The Mountain that Waited
Ker & Downey World Travel | May 2026
Travel Designer Nicole Porto had wanted to trek to Everest Base Camp since childhood. When she finally went, a decade after a canceled attempt, she chose Rugged Luxury Expeditions specifically because she wanted the best possible chance of actually reaching it.
The piece, "The Mountain That Waited," follows her through the full 12-day journey and is candid about how hard it was, including three nights at altitude where she considered asking to be evacuated. What got her through was the mountaineering schedule RLE builds its treks around, designed for acclimatization rather than volume, and a guide team that prioritized her safety over her comfort. She reached Base Camp proper, which the article notes most trekkers never do. "Little" Tendi Sherpa is photographed and named as an 19-time Everest summiteer and Rugged Luxury guide.
You Can Now Glamp Your Way up Mt. Everest—and Still Get the Bragging Rights
Robb Report | November 2023
Award-winning adventure travel journalist Jen Murphy joined the Rugged Luxury Everest Base Camp Trek traveling alongside climbers preparing for full Everest summit attempts. Her feature for Robb Report is the most detailed account of what the experience actually delivers, from the tea houses along the route to the full Base Camp setup at the foot of the Khumbu Icefall.
She also addresses the question most prospective guests are quietly asking: whether the comfort compromises the experience.

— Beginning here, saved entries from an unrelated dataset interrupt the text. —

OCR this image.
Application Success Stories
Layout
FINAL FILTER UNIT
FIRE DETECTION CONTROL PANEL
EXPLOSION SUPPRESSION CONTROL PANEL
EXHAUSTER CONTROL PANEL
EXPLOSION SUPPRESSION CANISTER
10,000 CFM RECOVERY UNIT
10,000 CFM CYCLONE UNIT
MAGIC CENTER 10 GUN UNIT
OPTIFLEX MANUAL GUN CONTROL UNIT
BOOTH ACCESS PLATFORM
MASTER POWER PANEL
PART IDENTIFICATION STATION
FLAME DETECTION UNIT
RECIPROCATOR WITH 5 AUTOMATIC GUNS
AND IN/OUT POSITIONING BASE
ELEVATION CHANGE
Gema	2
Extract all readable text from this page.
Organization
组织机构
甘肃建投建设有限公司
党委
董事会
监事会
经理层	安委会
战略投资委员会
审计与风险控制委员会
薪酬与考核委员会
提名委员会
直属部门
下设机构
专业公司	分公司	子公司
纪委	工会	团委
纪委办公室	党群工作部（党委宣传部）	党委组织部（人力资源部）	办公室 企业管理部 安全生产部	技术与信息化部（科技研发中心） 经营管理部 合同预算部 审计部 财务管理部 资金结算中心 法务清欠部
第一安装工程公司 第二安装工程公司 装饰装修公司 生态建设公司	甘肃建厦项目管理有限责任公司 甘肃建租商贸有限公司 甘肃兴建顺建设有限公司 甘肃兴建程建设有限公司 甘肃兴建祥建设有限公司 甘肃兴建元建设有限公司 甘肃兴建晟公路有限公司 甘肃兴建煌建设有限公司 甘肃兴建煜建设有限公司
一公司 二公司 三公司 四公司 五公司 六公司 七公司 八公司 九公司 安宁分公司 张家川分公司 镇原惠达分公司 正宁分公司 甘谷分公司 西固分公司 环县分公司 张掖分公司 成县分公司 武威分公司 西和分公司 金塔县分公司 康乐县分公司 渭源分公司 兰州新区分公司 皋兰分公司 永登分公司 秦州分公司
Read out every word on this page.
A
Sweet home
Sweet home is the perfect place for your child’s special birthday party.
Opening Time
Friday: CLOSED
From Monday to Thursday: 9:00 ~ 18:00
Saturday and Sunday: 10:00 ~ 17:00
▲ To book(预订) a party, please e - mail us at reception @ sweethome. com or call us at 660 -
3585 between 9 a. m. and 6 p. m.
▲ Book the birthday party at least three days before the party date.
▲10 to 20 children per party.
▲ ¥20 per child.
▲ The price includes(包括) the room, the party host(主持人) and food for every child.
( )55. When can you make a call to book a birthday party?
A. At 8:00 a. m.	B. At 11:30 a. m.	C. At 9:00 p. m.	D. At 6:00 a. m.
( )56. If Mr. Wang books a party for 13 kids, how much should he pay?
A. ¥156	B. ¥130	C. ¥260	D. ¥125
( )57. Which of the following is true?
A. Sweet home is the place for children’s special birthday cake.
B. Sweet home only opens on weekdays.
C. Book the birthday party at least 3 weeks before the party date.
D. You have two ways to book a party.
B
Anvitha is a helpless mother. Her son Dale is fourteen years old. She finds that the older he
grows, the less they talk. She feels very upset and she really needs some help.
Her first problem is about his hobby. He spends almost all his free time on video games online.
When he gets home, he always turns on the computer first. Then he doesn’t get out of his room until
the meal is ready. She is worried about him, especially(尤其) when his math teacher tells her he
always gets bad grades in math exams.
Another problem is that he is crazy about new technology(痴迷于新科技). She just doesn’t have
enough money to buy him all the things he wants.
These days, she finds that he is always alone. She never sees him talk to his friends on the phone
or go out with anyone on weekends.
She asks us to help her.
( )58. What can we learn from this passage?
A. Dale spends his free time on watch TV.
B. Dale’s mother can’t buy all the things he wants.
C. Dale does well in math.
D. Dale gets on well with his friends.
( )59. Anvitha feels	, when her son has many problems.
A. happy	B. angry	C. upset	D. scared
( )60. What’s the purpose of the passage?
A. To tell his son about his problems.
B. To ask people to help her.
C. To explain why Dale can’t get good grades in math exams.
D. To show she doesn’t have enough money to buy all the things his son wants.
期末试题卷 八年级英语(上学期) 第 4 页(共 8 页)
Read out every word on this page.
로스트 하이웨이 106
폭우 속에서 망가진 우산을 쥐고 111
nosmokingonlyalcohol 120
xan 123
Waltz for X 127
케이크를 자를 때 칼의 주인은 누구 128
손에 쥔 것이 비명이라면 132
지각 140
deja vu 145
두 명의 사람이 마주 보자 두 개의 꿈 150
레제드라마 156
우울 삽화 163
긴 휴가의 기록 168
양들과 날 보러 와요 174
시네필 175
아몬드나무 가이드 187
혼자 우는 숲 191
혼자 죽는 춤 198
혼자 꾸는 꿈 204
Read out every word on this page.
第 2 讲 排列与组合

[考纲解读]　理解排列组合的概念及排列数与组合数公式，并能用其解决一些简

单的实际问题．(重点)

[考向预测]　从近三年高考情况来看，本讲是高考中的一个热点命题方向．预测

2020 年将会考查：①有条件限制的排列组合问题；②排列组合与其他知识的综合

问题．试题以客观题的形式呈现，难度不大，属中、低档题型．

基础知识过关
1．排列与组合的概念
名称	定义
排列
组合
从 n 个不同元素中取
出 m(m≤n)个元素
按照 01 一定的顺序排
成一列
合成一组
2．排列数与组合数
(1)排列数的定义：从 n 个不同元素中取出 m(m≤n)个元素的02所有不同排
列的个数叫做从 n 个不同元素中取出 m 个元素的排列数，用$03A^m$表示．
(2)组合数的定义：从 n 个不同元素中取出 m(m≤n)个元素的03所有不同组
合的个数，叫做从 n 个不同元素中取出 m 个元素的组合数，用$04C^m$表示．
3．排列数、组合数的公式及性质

Her answer, after ten days on the mountain, is that it doesn't. What it does is make success possible.
CTSS founder and six-time summiteer Mike Hamill explains the program's foundation simply: "With any other sporting pursuit, you try to save your energy and be comfortable, well-fed, and well-rested to perform. For some reason, in climbing, especially on Everest, you are expected to suffer a lot and somehow still be successful."
Nearly 95 percent of trekkers turn around before Base Camp proper. CTSS is one of the only operators permitted to bring non-summiting guests all the way in.
On Top of the World: Transformative Trek to Everest Base Camp
Jetset Magazine | November 2023
Writer Brian Meyer came to the EBC trek as someone newer to this level of physical challenge. His piece tracks not just the route but the cumulative effect of how the trip is structured: carefully vetted lodges, deliberate pacing, and a guide team that kept the group healthy enough to keep moving. By the time he reached Base Camp, he was fit enough to walk into the Khumbu Icefall.
The article quotes Caroline Pemberton directly on the philosophy behind it: "Happy, healthy, comfortable climbers and trekkers have a fuller fuel tank, and it's that extra fuel to draw on when the going gets tough, that we have found can be the difference between success and failure."
Big Tendi Sherpa is named as trek leader and five-time Everest summiteer.